Interview: Director Alan Zweig talks about When Jews Were Funny
In his documentary When Jews Were Funny, Alan Zweig explores the idea of a uniquely Jewish sense of humour, its origins and whether or not it still exists. I talked to him about his influences, Jewish humour and the challenges he had making the film. For Zweig the inspiration to make this film came from his childhood.
”My late father was the biggest influence.”

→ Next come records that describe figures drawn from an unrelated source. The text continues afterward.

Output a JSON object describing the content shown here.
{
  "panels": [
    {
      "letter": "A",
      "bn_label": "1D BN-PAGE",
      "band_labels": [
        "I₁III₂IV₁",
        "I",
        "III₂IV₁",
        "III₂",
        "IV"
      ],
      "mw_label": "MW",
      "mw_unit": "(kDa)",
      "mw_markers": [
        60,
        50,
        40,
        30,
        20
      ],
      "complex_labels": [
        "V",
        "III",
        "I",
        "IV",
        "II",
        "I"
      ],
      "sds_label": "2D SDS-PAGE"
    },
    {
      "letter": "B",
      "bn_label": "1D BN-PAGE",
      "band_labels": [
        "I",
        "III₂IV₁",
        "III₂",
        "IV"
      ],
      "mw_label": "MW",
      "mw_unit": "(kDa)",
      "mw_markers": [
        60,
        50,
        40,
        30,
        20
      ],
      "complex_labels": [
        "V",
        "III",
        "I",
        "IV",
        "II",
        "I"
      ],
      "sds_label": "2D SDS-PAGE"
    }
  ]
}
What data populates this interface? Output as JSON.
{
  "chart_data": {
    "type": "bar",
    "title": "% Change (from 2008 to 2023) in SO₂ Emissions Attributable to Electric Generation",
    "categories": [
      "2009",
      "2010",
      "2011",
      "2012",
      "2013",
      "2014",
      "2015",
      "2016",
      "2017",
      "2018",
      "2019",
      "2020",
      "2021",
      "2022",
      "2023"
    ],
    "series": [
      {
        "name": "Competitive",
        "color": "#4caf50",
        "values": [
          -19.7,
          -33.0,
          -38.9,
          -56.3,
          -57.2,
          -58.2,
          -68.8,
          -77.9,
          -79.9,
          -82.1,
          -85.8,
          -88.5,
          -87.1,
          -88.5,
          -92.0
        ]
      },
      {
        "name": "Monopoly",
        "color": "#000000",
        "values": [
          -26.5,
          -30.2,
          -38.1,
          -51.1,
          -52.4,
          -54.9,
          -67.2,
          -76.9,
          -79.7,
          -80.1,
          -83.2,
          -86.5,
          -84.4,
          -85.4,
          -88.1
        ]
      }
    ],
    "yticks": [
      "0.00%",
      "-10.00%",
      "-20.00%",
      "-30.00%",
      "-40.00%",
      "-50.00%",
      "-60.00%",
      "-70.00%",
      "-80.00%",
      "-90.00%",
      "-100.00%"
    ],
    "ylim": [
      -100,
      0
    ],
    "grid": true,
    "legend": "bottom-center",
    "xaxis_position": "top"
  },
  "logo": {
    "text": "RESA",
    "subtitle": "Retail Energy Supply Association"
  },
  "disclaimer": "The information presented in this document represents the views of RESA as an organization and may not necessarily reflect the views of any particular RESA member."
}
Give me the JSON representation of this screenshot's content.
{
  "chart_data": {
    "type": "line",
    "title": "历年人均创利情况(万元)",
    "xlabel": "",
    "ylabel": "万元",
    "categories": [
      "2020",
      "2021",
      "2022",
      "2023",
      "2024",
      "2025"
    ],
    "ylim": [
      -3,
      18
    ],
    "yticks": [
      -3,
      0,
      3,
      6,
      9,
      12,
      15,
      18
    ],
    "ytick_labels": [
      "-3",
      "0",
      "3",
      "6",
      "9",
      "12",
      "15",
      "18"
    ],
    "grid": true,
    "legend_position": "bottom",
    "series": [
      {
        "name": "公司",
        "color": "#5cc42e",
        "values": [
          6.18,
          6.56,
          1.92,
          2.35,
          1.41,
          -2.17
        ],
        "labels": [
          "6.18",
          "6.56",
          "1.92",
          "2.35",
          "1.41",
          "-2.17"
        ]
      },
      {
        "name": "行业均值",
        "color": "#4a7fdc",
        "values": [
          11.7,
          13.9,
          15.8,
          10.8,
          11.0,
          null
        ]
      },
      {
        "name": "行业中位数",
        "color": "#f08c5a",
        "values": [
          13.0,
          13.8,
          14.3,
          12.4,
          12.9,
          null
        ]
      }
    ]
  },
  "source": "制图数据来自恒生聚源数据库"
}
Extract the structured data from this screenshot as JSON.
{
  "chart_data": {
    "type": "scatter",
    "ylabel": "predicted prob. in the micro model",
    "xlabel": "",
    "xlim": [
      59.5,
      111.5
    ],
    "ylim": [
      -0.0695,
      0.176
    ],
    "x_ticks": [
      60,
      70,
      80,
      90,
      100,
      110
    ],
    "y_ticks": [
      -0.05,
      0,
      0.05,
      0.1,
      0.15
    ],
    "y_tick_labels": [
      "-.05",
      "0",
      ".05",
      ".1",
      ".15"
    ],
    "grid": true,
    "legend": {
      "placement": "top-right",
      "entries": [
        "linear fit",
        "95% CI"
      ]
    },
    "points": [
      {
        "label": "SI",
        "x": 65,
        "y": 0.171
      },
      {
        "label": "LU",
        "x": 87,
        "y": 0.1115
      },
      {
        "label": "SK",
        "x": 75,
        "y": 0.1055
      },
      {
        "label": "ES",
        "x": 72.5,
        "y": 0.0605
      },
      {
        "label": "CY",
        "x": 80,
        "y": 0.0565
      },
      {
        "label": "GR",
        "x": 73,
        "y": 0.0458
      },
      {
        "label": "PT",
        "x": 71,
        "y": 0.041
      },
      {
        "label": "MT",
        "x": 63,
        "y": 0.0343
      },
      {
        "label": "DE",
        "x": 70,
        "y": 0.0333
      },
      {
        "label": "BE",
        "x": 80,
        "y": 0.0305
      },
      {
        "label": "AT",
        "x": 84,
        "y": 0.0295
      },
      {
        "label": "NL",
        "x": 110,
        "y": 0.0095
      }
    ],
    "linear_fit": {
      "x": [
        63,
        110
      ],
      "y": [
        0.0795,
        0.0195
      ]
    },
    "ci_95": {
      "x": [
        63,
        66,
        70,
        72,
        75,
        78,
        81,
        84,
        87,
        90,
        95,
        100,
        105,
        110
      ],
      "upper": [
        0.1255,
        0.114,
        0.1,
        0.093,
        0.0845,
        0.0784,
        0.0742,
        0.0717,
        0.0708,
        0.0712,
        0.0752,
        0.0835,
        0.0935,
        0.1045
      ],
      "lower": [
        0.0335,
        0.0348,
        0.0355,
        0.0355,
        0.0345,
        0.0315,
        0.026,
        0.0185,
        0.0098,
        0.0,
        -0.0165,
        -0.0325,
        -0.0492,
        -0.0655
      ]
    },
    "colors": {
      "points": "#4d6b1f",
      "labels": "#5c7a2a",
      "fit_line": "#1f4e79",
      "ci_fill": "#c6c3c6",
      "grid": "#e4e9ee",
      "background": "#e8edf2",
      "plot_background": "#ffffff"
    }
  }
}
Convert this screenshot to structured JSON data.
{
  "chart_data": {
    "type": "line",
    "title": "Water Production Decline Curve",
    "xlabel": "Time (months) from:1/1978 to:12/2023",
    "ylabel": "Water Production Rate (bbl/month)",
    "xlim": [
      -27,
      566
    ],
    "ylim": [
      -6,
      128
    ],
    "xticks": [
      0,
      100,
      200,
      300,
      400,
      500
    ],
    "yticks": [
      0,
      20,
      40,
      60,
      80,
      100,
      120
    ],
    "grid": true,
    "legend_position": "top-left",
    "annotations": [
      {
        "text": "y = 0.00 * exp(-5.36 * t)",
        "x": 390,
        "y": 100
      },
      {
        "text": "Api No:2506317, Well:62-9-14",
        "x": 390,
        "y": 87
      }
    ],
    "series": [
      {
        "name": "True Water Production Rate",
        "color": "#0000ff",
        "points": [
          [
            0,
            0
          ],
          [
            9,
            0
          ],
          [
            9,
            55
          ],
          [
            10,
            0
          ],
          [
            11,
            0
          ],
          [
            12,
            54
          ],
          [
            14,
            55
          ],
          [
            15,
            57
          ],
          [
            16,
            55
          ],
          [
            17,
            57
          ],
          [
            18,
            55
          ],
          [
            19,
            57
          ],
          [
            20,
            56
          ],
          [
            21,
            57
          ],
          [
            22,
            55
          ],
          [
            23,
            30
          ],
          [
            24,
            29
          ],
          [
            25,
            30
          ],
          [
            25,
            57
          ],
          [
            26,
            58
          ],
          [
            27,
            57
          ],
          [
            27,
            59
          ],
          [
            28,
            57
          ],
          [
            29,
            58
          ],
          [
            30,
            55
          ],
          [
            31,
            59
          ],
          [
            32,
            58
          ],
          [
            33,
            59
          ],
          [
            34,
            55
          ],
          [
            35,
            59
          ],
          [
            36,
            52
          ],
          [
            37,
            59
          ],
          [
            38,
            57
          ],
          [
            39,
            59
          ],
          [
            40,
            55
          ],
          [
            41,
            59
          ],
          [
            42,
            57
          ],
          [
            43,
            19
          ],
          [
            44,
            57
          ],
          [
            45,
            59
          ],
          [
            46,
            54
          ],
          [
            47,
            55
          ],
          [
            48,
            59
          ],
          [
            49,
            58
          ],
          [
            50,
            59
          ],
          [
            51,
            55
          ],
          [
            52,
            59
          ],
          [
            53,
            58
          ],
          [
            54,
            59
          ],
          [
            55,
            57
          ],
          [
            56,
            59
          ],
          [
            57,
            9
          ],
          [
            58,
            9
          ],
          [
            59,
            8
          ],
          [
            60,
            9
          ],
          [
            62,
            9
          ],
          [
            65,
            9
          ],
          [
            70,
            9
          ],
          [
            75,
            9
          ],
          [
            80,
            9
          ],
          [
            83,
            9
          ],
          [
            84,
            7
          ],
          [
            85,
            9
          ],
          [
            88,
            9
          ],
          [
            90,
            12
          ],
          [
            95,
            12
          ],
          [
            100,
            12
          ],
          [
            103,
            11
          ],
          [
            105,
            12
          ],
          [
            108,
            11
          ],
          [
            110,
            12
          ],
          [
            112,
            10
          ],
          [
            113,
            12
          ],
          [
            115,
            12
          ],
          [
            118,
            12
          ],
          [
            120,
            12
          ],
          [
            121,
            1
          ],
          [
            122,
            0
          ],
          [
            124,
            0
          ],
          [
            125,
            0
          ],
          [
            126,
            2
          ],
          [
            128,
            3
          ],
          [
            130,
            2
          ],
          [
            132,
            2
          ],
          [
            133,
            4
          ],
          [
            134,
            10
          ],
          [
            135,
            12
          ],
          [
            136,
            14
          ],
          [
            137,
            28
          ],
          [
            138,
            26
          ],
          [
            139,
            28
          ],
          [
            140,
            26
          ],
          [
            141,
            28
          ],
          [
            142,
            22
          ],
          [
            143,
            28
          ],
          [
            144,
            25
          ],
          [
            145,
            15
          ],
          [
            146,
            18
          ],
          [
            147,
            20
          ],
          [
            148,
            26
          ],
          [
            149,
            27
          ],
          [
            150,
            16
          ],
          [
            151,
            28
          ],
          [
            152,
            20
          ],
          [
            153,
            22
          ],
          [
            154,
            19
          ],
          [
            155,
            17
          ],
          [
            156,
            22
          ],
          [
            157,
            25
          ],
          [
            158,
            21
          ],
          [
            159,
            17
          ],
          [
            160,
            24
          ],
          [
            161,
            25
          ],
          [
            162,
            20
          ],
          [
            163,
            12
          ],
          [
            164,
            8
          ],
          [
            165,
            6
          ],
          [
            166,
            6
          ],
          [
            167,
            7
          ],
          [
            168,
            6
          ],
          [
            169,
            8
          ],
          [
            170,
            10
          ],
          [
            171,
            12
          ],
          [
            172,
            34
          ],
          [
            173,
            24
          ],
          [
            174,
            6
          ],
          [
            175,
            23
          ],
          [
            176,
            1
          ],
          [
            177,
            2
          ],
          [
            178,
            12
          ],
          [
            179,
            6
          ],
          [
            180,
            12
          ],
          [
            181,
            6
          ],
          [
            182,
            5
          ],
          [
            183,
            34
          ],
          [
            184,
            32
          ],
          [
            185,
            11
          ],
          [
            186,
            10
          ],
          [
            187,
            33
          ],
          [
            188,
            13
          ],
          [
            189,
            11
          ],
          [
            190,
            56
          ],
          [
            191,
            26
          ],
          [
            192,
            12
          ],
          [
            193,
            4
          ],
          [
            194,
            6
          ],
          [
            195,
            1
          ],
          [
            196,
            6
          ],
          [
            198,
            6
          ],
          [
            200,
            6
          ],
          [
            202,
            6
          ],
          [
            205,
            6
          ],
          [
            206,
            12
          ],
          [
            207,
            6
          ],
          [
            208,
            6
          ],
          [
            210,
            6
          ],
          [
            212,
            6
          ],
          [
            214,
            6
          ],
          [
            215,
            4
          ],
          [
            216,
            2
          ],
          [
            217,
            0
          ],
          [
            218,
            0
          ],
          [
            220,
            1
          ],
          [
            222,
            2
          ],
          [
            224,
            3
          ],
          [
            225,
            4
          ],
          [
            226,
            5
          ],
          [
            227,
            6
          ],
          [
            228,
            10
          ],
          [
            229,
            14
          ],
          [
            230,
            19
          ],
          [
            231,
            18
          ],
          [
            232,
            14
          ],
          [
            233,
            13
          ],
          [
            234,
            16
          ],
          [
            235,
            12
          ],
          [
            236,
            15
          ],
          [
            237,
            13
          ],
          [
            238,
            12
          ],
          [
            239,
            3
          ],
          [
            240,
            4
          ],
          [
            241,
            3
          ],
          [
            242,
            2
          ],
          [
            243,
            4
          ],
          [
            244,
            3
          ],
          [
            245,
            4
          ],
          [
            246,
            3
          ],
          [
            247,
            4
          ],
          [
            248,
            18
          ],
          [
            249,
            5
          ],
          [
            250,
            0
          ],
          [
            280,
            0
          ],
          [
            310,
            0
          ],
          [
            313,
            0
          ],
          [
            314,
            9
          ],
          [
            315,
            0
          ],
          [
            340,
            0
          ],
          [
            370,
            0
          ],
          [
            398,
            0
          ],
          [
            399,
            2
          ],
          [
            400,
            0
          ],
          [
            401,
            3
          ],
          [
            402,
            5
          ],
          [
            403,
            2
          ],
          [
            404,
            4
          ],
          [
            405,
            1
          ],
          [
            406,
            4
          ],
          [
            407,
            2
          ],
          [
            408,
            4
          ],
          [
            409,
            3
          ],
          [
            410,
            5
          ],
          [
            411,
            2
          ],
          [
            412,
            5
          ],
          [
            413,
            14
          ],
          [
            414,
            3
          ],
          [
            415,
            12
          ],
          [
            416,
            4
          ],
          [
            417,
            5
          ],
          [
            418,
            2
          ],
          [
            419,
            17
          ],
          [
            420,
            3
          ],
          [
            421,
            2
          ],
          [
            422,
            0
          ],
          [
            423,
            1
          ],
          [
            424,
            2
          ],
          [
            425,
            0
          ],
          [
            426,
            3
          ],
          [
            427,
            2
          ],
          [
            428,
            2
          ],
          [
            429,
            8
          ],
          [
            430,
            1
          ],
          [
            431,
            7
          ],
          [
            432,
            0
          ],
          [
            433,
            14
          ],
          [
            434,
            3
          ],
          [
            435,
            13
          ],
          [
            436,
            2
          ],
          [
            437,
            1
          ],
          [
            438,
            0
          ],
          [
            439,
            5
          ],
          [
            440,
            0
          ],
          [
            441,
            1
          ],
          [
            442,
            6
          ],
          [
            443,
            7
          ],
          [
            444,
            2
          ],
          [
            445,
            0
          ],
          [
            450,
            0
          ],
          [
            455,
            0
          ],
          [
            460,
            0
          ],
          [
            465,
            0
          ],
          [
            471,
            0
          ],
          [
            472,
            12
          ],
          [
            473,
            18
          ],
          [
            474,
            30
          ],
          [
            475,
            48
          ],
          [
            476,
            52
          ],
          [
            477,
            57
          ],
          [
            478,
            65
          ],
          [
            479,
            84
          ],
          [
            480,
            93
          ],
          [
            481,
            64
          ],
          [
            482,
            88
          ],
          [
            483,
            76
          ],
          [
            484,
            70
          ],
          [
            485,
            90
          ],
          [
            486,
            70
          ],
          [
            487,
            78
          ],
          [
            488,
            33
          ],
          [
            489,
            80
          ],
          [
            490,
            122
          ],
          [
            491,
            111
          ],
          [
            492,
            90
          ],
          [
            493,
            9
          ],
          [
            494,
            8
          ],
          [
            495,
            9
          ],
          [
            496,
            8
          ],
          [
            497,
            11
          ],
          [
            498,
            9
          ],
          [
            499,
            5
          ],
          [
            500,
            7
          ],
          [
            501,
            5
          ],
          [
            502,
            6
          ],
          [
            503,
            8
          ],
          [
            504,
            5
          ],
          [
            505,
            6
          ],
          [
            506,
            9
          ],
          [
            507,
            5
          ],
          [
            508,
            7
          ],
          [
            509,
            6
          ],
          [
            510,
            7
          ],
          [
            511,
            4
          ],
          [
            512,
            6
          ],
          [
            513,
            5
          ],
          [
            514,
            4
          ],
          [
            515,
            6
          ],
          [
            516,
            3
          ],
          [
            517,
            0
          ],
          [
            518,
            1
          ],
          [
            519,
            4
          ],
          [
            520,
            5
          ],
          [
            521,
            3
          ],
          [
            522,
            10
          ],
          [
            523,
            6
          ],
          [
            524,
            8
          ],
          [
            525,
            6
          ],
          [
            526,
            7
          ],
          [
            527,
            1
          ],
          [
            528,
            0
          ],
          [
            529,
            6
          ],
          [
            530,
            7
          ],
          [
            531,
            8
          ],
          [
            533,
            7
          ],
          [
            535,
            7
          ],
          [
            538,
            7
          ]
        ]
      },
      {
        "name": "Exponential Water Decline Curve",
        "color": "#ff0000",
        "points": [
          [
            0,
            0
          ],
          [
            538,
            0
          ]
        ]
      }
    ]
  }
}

“My sense of humour came from my father. I think I eventually decided that what he laughed at was funny; his favourite comedians were my favourite comedians. The other thing about my father is that he once said to me that he believed that there must have been a reason that Jews survived all these thousands of years that there must have been something that they were bringing to the world. At the time he said it I didn’t think much of it but in later years I thought, oh perhaps there was something. Sure they brought humour and now it’s our job like we’re not going to bring anything else.”
“Jews brought psychoanalysis and humour and Hollywood”
“When I think about old Jews at a Bar Mitzvah or wedding I don’t think about anyone in particular …I had an uncle Dave, everyone remembers uncle Dave as being funny but my grandmother wasn’t funny on purpose. My uncle Dave was funny on purpose and he was funny in a Jewish on purpose way. When I think about old Jews at a Bar Mitzvah or wedding, I think about these people that I didn’t know like friends of my grandmother. I only had one grandparent and she was funny in a martyrdom kind of way and so was my mother too.”
Throughout his life Zweig found that his own sense of humour was a distinctly Jewish one that was not widely appreciated outside of the Jewish community.
“When I left the Jewish community and demonstrated my Jewish humour in the wider Goyic world It wasn’t appreciated it was seen as negativity. Even dry humour. Dry humour is very unappreciated in the non-Jewish world.”
Zweig takes a lot of flack from his interviewees but manages to keep his cool throughout the film. This footage was not edited out because in the end it helped to support Zweig’s thesis.
“One of the most shocking but not uncommon critical reactions to the film is, ‘the guy is such a bad interviewer that people argue with him.’ I start the film with a guy completely shutting me down (Shelley Berman). The thing is a documentary is not a piece of journalism…it’s just a personal exploration so if somebody disagrees with me it’s way more interesting to me that they’re being so Jewish while they’re doing this.
“I really don’t care if they agree with my thesis as long as they’re funny when they’re shooting me down.”
“In the case of Shelley Berman they give you a gift. He sang that song and I was like you might hate my guts but that my friend is going to be in my film.”
When Jews Were Funny opens at the Bloor Hot Docs Cinema on November 15.